Sex and Parthenogenesis in Sparse Populations

Abstract

A model is developed to predict the minimum population density required (critical density) for successful sexual reproduction in animals. The model predicts that: hermaphroditic reproduction requires only half the critical density of bisexual reproduction; a linear increase in mortality results in an exponential increase in critical density; and increasing the time interval between clutches reduces critical density but makes a population more sensitive to external mortality. The probability of encountering a mate is dependent on the distance at which a male can detect a female. If predators can also detect females, there is an optimum conspicuousness for a female, which is dependent on the densities of males and of predators.
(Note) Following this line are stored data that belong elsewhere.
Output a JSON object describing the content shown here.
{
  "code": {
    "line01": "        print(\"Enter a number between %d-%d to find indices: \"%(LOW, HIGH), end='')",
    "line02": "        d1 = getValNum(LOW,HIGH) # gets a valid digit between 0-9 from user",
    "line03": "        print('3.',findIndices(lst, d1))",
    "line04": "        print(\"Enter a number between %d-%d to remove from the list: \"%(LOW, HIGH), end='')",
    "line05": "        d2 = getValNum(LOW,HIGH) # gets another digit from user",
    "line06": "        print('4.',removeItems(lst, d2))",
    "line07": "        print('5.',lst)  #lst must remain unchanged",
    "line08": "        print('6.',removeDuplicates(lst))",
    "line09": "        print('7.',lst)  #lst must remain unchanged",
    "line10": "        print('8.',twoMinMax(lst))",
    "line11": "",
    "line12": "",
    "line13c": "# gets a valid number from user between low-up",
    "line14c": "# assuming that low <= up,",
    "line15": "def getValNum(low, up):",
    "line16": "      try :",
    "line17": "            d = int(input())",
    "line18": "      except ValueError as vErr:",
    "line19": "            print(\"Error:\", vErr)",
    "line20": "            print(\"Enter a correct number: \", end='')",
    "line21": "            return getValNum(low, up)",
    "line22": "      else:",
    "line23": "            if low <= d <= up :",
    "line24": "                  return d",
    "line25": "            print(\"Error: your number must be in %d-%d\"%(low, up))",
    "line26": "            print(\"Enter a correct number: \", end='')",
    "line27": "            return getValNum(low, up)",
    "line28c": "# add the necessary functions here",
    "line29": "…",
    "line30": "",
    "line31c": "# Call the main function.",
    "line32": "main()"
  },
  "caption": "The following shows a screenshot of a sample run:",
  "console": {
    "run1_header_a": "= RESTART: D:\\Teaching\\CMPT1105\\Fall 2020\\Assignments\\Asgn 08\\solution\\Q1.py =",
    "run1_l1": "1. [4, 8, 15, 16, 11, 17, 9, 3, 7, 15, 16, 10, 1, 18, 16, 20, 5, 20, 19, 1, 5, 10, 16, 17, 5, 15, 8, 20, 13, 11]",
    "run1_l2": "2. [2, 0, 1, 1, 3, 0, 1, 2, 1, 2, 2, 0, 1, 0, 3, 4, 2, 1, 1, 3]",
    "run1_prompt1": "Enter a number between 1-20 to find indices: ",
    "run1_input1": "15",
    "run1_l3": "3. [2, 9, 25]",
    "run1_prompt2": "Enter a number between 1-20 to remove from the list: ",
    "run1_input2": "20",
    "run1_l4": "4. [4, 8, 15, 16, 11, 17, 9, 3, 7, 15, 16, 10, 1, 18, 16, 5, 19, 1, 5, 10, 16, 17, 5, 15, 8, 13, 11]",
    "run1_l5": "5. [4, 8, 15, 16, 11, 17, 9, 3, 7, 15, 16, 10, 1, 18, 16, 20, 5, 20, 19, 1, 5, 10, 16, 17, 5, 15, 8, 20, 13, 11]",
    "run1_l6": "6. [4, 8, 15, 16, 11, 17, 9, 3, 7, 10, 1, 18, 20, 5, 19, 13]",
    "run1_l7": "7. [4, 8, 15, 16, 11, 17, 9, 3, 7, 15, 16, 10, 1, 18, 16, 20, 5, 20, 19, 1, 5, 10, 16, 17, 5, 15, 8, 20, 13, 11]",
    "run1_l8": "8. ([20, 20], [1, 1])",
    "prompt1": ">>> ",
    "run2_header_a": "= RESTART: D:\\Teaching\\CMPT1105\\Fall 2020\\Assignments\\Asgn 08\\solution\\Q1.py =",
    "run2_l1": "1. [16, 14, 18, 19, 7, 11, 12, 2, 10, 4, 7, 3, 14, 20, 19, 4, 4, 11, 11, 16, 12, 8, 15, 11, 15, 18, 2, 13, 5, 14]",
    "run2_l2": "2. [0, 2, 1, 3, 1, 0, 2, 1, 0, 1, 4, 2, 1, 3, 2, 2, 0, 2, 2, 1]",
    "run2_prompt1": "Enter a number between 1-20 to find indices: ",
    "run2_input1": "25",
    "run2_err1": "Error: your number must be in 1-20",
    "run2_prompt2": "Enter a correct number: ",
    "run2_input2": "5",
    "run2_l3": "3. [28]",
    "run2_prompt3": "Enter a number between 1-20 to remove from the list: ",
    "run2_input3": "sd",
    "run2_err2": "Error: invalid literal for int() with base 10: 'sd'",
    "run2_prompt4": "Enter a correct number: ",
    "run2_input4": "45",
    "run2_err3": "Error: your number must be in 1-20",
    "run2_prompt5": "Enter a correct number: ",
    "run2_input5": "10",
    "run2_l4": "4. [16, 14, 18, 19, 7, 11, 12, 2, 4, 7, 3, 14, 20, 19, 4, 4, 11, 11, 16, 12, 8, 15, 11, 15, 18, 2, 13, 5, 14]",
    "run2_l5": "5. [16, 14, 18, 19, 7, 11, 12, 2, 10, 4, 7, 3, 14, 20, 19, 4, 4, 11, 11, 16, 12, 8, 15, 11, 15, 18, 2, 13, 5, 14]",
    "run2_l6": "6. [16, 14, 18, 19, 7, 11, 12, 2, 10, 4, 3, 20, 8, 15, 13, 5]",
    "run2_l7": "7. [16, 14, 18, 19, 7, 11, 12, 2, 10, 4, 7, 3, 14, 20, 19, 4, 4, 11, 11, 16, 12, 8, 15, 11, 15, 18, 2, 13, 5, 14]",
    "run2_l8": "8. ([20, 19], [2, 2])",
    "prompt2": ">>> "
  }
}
A female should be very conspicuous only when both predators and males are rare. In an application of the model to zooplankton species, the smallest zooplankters are predicted to require relatively high densities for sexual reproduction. These animals reproduce with cyclic parthenogenesis, and the timing of sexuality may be a response to high population densities and high probabilities of encounter between mates. Comparing the predicted critical densities of zooplankton with numerous field studies, parthenogenetic zooplankton, cladocerans, and rotifers, experience large population fluctuations above and below the predicted critical densities of equivalent sexual populations, while sexually reproducing copepods are found above their predicted critical densities. Parthenogenesis may be adaptive for habitats with unpredictable cycles of disturbance and resource abundance. This is supported by a comparison of large and small lakes, which shows that a smaller proportion of zooplankton is parthenogenetic in great lakes.